The following considerations apply to time zones:

  • We highly recommend that the time zone be set explicitly on all Sources. Sumo Logic always attempts to determine the time zone for the Source. However, if that isn’t possible, the time zone will revert to UTC. In these cases, the time zone will be incorrect, and that could significantly affect forensic analysis and reporting.
  • Sumo Logic does not support all available ISO8601 time zones. For example -00 is not supported. So any timezones written in this format are undetectable by the system. For cases of these formats you will need to supply the proper default timezone to use when one is not detected by the service.

For more information, see List of UTC offsets (Wikipedia) and List of time zone codes (Wikipedia).

Default time zone

By default, we use the time zone from your web browser set by the operating system to display hours and minutes everywhere in our user interface. You can change the default time zone that the user interface displays by adjusting the Default Timezone setting on the Preferences page. This option overrides the time zone from your web browser, and changes how hours and minutes are displayed in the UI. But this is a personal setting, and does not change the time zone for anyone else in your organization.

UI elements that are affected by this setting include the Search page Time Range field, the Time column of the Messages pane, Dashboards, and Anomaly Detection. 

Changing the Default Timezone setting affects how the UI displays messages, but not the actual timestamp in the log message.

For example, the following screenshot shows the time zone set to PST in the UI, in the Time column.
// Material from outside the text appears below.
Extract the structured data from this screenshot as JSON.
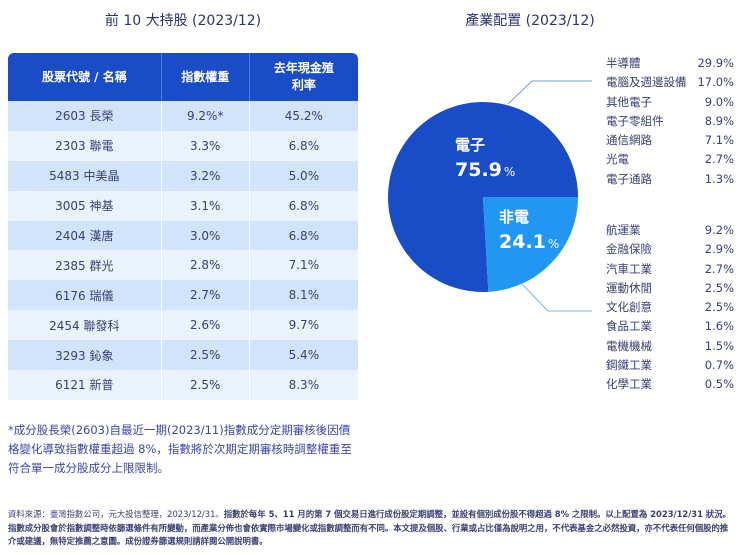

The logs were collected from a system that was also configured to use the PST time zone, which is displayed in the timestamp of the Message column. The timestamps in both columns match as they are set to the same time zone.

timezone_PST.png

The next screenshot shows the same search result after changing the Default Timezone setting to UTC. Now the Time column is displayed in UTC, while the Message column retains the original timestamp, in PST.

timezone_UTC.png

In another example, if your time zone is set to UTC, and you share a Dashboard with another user who has their time zone set to PST, what will they see?

They will see the same data, just displayed using their custom set time zone. For example, if you have a Panel that uses a time series, the timeline on the X axis of your chart is displayed in your time zone, UTC. The other user will see the timeline on the X axis displayed in their time zone, PST. But the data displayed in the chart is exactly the same.

timezone_dashboards_compare.png

Time ranges

The Time Range field on the Search page uses the time zone that is set for the Sumo Logic user interface. This is either the default time zone used in the web browser and set by the operating system, or the Default Timezone setting on the Preferences page, if you have set this option.

When you create a Scheduled Search or a Real-Time Alert, the time range of the search that you save uses the time zone that is set for the Sumo Logic user interface. If you have changed the time zone using the Default Timezone setting, this time zone will be used for your Scheduled Searches and Real Time Alerts.

note

The Default Timezone setting does not automatically update the configurations of existing Scheduled Searches or Real-Time Alerts. If you'd like your Scheduled Searches and Real-Time Alerts to use the same time zone as your user interface, you'll need to edit them to do so, and save them.

For more information on time ranges, see Set the Time Range of a Search.

Search Time Ranges can also search all data with any and all timestamps. For details, see Use Receipt Time.

Date format

If the browser used to access Sumo Logic is in a location that uses the day/month/year format instead of month/day/year, dates are presented in that format.